Now the city is denying the hospital the right to open the facilities because of a dispute over parking.

This should have been handled as part of the original approval process.

We can all imagine the concerns investors (both in and out of town) will have when the city does this.

How can we attract industry from out of town when we do this to companies?

We deserve better


8 Responses to Tell us the rules up front

  1. Anonymous says:

    So when a business that isn’t related to a donor expands, our socialist reps think they should pay their way. Love it.


  2. Anonymous says:

    This is not a socialistic move..Think Oligarchy !! El Paso has been bought and paid for years !


    • Anonymous says:

      Read what Cissy L. is saying in the article.

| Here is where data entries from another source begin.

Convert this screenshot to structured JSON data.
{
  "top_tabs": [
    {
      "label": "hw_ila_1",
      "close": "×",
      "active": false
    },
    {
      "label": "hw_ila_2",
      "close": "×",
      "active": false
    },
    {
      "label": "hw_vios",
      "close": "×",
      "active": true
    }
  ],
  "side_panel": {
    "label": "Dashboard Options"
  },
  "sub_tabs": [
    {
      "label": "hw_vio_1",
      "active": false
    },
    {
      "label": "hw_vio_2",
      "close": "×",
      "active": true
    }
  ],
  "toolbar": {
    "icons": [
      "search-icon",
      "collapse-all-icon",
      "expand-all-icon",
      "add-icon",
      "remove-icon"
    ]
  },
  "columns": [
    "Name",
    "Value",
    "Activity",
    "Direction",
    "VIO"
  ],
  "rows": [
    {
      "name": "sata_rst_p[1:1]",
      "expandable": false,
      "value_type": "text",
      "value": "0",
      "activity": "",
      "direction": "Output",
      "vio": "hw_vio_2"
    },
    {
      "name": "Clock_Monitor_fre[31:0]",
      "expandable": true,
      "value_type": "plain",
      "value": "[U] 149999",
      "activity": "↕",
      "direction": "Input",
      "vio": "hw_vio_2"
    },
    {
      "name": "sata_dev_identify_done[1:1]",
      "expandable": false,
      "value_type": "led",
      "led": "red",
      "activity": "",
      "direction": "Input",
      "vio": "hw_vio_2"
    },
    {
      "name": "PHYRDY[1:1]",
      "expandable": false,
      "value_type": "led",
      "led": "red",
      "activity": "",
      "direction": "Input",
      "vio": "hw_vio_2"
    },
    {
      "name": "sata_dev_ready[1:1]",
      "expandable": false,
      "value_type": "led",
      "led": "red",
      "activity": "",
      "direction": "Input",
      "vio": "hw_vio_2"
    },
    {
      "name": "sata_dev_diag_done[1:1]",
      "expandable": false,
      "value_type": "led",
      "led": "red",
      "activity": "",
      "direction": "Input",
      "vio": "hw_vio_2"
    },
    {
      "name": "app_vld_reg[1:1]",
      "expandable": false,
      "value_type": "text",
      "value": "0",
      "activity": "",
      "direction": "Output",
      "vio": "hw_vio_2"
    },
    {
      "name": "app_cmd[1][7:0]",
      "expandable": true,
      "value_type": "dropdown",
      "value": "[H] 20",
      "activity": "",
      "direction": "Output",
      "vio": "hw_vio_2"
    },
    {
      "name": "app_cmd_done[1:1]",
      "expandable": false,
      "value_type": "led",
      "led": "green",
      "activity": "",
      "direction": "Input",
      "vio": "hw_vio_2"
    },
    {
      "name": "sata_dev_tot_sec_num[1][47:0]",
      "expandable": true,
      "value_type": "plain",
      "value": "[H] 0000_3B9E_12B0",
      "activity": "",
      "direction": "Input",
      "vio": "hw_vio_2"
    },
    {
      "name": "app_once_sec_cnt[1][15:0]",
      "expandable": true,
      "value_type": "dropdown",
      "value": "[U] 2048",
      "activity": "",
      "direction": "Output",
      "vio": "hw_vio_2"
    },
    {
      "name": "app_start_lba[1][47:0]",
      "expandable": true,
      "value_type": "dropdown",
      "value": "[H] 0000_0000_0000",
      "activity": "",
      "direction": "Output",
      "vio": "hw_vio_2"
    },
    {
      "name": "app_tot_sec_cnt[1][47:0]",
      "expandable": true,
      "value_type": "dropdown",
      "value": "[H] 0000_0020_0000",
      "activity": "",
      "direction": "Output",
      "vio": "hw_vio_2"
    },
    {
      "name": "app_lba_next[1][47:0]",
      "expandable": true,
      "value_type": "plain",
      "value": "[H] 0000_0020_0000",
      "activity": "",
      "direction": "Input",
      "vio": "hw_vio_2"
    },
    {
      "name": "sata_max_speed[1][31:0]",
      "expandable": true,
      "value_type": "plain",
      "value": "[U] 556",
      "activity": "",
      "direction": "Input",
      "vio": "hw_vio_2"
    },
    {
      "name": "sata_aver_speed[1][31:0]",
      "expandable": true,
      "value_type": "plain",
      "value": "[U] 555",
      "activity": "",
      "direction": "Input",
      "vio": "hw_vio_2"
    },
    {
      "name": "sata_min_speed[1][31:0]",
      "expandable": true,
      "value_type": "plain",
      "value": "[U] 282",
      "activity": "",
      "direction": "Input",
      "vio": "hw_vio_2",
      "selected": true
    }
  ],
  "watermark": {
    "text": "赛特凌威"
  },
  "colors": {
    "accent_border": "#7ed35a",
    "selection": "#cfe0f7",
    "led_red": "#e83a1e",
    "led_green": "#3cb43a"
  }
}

It’s something like large corporations should pay for their own infrastructure because they’ve got the money to do that. Funny that doesn’t apply to Great Wolf or any venture Foster or Hunt want done.


  3. chucogeek says:

    This is a great example of how rich connected people get preferential treatment while the rest of us are pretty much told to go pound sand (or in this case go block walk to make residential parking districts).

    You should watch City Council for items 19.1-19.3. City council gives a local, connected attorney as much time as she wants so she can give her presentation (that was the first time I have ever seen them just let someone talk for as long as that person wants without bugging them about how their 3 minutes are up). Then you can listen to the whiny rich folks talk about how horrible it was for them having to lose “their” street parking spots to *gasp* construction workers and UTEP students.

    It’s amazing to see Svarzbein go from man of the people to rich folk’s lap dog for this item. I guess it shouldn’t be a surprise given who he represents but I hadn’t seen him be so blatant about doing what rich folks told him to do. I watch City Council pretty regularly and they almost never postpone something like this unless they get complaints from rich folks. If this was happening in the lower valley or the northeast you better believe it would have all been approved in 5 minutes flat.

    It’s really educational on how entitled these folks are (“their” street parking spaces) and also kind of hilarious since the outcome might be that the City might try to make Las Palmas put in 79 more parking spaces that they don’t need which would mean that those dirty dirty construction workers would be parking in the hoity toity Kern and Rim neighborhoods for another several months while the hospital built something.

    I guess that’s what happens when the people running the show and those with money who are running them can’t be bothered to use a little common sense. Instead they drag this out to make the City look bad and they show their true colors as people who think they deserve special treatment.


  4. Rico Suave says:

    Parking is not Free
    Free the Parking !!!


  5. Fed Up says:

    How would you feel if it were your neighborhood being overrun because a billion dollar corporation isn’t willing to spend the money to provide adequate private parking for its customers? How would you feel if the corporation and the city decided at the eleventh hour to let helicopters fly low over your house at all hours of the night? Las Palmas intentionally delayed its request for the helipad. I feel no pity for Las Palmas because they and the city both are at fault for trying to steamroll residents just as the city and special interests do on everything else. When the property values and resale of homes in those areas are affected by Las Palmas traffic, CAD will not reduce the appraised values. Property taxes will not go down. Residents are getting screwed. So much for their quality of life.


    • Anonymous says:

      If you read the article, in normal working conditions (not construction ) the hospital has about 100 more spaces than are regularly used (based on a usage study). The parking issue is driven by UTEP students who park on the streets to avoid buying parking passes. Council wants the hospital to build a parking garage that won’t solve the issue because the street parkers don’t want to pay. The city should enforce a parking policy that limits non-resident street parking. And realistically because the hospital district has been there for decades, I’m not sure why people are surprised. Folks who choose to live in a mixed use area should be prepared for these kinds of growth related issues. Border patrol and the military fly low over my development all the time, and I live with it. It isn’t that big a deal.

      Liked by 1 person

  6. John Dungan says:

    So much railing against a frickin’ hospital?! Helicopters all hours? In El Paso?! Really?